– Ох как жалко, – вздохнула Елена Львовна. – Будут тебе билеты, ладно. Но, может, передумаешь?

Но Ирина Владимировна не передумала, и на то имелась особая причина. Ирина Владимировна не была до конца искренна с подругой, не рассказала ей самого главного и чувствовала теперь себя страшно виноватой. Но она слишком испугалась и растерялась, когда увидела на заваленном книгами письменном столе Валентина, на раскрытом потрепанном «Букваре» восемнадцатого века, маленькую грязно-желтую косточку фаланги пальца, привязанную на шнурок, чтобы носить на шее. И сбежала, не попрощавшись, когда он говорил с кем-то по телефону.

Через день Ирина Владимировна и расстроенный Юра отбывали в Тетерин. Настоящим горем представлялось Юре возвращение домой. Согревало лишь одно: обещание Михаила Муратовича устроить Юру на следующий год в особый интернат, чтобы подготовить его к поступлению в МГИМО. Но для этого предстояло подналечь на учебу, чтобы аттестат о получении восьмилетнего образования выглядел красиво. И по приезде Юра зарылся в книги почти на весь остаток лета. Оговоримся, однако, что не совсем по причине самообразовательного усердия, а для того, чтобы не видеть окружающего убожества, вовсе линялого и жалкого по сравнению с московским великолепием и ежедневным торжеством.


«Се аз худый грешный раб Божий Матвей при своем животе целым своим умом пишу грамоту душевную…»

Вот так: «целым своим умом», в здравом уме то есть, и твердой памяти пишу завещание. А здрав ли у меня ум, что пишу? Завещать-то нечего. Все оставил, все похерил ради комфортного прозябания и чужбины. А чем здесь обзавелся? Ерундою, о которой и не вспомнишь, если вдруг канет, сгорит, утонет, уворована будет. Все не дорого сердцу, не вызывает трепета узнавания, и само не узнает тебя, равнодушно встречает после отлучки. Который раз повторяю себе это. Что завещать, что передать, да и кому? Кому? Кому – вот главный вопрос, и нет на него покамест ответа.

«А пишу се слово на бумаге того для, чтобы не перестала память, и свеча бы не угасла…»

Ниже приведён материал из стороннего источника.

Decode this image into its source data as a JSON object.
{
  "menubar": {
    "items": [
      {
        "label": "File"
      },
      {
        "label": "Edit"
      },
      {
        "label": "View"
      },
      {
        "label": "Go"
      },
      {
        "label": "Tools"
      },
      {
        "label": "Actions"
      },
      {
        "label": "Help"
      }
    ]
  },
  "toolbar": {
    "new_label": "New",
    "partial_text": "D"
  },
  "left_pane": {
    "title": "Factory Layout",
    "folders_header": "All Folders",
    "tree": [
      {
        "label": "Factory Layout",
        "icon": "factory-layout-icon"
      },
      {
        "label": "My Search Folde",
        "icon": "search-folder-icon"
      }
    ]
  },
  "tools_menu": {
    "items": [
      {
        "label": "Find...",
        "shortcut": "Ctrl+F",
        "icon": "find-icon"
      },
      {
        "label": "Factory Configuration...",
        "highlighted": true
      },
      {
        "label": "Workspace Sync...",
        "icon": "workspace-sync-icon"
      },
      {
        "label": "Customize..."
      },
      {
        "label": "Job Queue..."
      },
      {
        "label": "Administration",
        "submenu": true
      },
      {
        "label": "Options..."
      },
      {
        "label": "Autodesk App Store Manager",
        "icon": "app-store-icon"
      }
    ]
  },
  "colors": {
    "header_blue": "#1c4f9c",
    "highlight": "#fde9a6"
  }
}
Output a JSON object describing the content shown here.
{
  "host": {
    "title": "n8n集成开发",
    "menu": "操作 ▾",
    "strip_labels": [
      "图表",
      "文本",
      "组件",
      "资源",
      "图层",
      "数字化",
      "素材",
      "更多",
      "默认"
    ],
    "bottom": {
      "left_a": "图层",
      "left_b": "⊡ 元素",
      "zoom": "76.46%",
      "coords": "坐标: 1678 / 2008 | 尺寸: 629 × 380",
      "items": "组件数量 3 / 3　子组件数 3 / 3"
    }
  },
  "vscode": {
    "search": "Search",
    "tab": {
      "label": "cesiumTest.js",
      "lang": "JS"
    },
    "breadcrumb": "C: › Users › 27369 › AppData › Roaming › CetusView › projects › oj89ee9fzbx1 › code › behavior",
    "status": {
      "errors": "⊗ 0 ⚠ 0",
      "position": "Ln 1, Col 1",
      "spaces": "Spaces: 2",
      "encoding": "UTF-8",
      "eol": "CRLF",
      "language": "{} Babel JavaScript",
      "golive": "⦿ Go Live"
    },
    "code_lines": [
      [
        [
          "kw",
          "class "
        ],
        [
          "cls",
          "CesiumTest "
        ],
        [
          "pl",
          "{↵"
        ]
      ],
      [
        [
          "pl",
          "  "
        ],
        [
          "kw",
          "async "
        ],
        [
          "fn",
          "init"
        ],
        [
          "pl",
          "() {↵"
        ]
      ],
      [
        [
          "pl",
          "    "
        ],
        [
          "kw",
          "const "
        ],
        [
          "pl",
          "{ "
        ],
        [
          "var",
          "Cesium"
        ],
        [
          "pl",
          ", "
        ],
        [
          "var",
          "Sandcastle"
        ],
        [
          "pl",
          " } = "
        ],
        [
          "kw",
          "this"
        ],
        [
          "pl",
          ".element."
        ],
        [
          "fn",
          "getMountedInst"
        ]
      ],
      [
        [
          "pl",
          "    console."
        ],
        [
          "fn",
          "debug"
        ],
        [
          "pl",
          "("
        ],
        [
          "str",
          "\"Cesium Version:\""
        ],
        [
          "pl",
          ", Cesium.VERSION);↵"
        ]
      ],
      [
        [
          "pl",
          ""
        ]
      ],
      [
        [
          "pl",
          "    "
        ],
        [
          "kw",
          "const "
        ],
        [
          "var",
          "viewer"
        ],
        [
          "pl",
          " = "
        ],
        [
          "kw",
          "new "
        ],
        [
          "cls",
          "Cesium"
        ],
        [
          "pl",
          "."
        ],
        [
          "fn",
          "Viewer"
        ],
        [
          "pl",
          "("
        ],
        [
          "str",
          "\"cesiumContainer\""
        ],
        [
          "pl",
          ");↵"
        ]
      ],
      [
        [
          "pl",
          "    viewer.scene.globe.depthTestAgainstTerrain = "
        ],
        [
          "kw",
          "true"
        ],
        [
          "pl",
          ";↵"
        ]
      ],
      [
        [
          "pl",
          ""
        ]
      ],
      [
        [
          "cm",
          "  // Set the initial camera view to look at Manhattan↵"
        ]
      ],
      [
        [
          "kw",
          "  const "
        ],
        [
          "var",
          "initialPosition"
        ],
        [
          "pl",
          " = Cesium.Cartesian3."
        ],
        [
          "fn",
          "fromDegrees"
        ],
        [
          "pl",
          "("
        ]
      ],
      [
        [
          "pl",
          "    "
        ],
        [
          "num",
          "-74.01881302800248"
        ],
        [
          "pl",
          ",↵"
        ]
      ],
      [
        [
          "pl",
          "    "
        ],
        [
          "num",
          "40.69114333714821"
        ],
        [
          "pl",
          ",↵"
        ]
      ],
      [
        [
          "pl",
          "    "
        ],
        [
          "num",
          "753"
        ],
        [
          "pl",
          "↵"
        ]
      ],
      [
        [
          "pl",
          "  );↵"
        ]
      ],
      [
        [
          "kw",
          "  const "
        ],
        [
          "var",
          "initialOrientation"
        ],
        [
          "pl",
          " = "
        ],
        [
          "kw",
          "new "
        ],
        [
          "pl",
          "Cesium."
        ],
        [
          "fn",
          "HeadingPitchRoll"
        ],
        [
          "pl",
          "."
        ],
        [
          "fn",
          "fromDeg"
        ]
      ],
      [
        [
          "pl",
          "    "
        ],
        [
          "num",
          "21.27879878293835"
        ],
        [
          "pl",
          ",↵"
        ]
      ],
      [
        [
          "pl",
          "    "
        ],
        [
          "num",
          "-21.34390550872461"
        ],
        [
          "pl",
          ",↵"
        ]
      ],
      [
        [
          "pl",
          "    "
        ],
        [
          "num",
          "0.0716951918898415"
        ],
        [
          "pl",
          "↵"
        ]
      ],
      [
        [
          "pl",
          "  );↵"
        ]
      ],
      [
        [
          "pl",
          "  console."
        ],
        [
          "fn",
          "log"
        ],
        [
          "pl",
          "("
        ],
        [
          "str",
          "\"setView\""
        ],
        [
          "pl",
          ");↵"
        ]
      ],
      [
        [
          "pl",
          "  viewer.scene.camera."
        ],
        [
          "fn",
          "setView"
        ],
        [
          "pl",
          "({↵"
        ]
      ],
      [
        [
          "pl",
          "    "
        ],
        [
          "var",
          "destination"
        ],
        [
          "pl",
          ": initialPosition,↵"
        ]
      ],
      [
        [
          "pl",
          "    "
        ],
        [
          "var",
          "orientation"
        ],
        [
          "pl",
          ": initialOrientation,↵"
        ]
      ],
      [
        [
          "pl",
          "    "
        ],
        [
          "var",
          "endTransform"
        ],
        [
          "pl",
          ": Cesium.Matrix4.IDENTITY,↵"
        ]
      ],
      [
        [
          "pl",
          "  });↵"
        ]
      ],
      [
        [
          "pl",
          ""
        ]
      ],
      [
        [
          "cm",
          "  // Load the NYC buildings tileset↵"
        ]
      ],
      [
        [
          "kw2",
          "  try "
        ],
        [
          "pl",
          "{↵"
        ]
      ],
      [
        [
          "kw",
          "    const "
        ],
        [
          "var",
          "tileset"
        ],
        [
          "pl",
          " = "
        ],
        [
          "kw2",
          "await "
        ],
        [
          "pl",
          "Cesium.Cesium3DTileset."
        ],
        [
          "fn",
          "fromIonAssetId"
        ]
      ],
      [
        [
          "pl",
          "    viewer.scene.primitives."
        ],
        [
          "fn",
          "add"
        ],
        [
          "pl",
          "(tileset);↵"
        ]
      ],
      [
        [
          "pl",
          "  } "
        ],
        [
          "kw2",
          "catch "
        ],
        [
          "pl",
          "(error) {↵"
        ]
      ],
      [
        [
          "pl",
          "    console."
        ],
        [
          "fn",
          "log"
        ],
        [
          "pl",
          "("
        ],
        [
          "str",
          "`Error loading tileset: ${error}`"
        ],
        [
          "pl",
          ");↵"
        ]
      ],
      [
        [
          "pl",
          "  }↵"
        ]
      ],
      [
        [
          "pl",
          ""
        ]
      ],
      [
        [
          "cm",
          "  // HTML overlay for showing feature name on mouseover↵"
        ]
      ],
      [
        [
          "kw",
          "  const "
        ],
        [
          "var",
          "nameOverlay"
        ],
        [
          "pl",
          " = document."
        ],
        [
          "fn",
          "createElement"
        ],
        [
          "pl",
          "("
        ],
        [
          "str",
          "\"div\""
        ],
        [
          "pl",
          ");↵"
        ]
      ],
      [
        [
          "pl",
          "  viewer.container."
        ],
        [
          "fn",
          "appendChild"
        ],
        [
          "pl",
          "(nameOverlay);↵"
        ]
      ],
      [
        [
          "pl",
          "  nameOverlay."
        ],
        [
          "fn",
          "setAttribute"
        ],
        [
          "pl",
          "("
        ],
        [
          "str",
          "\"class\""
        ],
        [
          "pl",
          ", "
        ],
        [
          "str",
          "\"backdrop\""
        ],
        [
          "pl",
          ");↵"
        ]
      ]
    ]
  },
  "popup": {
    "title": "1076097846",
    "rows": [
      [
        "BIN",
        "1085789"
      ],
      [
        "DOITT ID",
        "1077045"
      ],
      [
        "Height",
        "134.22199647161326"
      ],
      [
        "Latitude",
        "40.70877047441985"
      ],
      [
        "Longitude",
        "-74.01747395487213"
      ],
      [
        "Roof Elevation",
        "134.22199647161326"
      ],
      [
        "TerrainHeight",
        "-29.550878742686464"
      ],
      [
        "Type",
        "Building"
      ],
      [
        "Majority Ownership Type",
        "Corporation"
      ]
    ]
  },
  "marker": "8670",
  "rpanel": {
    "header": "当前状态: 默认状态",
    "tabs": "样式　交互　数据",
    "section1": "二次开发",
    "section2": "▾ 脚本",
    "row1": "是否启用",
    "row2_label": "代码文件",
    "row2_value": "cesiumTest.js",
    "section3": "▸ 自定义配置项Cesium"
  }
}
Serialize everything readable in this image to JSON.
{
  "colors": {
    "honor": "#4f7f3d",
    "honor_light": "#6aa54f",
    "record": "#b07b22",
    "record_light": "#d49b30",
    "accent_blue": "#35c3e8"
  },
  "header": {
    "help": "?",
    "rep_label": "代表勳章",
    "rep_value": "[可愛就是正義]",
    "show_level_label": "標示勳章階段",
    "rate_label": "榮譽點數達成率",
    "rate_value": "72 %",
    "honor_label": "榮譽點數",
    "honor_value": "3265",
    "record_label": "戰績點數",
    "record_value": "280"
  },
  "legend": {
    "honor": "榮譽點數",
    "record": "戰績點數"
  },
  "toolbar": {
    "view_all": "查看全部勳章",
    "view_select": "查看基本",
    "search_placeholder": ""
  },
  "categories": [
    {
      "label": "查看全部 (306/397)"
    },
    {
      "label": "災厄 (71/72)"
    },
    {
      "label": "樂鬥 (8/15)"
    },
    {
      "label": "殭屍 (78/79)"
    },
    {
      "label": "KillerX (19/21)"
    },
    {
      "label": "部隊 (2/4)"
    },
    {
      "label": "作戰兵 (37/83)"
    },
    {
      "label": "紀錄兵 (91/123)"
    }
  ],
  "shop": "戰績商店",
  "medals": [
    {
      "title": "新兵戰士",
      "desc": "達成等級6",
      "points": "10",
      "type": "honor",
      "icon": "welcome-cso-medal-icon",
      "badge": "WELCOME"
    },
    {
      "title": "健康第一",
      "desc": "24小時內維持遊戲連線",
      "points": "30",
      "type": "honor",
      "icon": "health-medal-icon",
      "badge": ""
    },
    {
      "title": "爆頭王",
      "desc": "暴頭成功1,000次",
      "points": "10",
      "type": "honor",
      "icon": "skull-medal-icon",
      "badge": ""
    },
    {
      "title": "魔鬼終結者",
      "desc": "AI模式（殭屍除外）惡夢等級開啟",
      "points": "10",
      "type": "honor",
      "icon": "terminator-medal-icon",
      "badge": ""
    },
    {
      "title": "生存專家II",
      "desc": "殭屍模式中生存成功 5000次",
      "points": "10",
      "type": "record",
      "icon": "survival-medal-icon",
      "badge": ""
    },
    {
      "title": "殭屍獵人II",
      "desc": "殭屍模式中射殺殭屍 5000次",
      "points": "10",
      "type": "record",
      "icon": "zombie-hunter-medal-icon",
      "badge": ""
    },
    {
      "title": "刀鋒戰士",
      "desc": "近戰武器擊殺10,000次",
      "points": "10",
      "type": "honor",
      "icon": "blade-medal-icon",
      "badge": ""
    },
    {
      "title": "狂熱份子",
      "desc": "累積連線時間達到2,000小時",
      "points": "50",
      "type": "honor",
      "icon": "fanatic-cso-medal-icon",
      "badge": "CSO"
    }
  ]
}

Уж какая свеча! Нет больше той свечи, и память изживают слабые, упившись сладостью нездоровою. Уж какая свеча! Лишь я один все выпендриваюсь в мечтаниях об отпылавшем. А со стороны посмотреть: какое может быть духовное завещание у продажного писаки из «Свецких цацок»? У него и души-то нет, продал он душу и перо бесу, бесу Пипе Горшкову, тайному владельцу этих самых «Ца-цок», живущему шантажом и вымогательством, если еще живущему. Но выгодное, надо признаться, дело быть рупором Пипы Горшкова: существую я здесь безбедно на сбережения от гонораров и премиальных, в чем и исповедуюсь, согрешивши, бумажному листу. Бумажному листу, лучшему, терпимейшему из исповедников.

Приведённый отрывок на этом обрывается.